Your computer will go bazonkers (now there's a great technical term!) for a bit, but just let it run. It should eventually spit out another log in Notepad. Please attach that log later when the remaining steps are completed.

Again, don't run any other files in the L2MFix folder.

Step 2:

Reboot to normal mode. Now reconnect to the internet.
Now download HOSTER and open it, select Restore Original Hosts > Press OK and then exit program.

Step 3:

Scan with HJT to create a new log.
Come back here and post the new HJT log along with the L2MeFix Log from step 1.

 

Also one other note! Did you install this:

O4 - HKLM\..\Run: [sysmgr32] sa2

As far as I know it is a key logger/password hacking tool. If you did not install it, I would have HJT fix that line.

 

Okay that fixed a bunch of problems.

Please answer what I asked in message # 8. That's the only potential visible problem remaining.

How are things working right now?

 

Okay! So what it it? Was my guess correct?

You're welcome!

You really need to check each user account individually to see what may be in them. Similar problems may be solved the same way (but not always).
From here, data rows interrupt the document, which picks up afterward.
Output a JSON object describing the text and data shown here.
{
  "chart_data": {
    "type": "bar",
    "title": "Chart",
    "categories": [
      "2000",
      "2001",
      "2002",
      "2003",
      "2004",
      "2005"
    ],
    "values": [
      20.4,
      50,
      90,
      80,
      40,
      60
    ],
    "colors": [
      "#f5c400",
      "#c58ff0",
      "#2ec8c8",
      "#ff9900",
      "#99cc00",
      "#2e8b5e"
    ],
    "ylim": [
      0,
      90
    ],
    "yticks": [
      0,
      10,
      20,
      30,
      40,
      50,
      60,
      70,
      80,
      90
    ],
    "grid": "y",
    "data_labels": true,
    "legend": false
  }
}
Some people feel that not having an admin count connected can be helpful. I personally have no problems being connected with an admin account and never have. It is a matter of proper security settings and software you use and also where you surf, what you click on, and reading license agreements before clicking OK.

For addition suggestions, I always recommend that you make sure you have completed all steps in: How to Protect yourself from malware!

 

Not off the top of my head! Could it some how be related to sa2?

Or maybe a registry key setting! The history is stored here:

HKEY_CURRENT_USER\Software\Microsoft\Windows\CurrentVersion\Explorer\RunMRU

Someone in the Software Forum may know about this.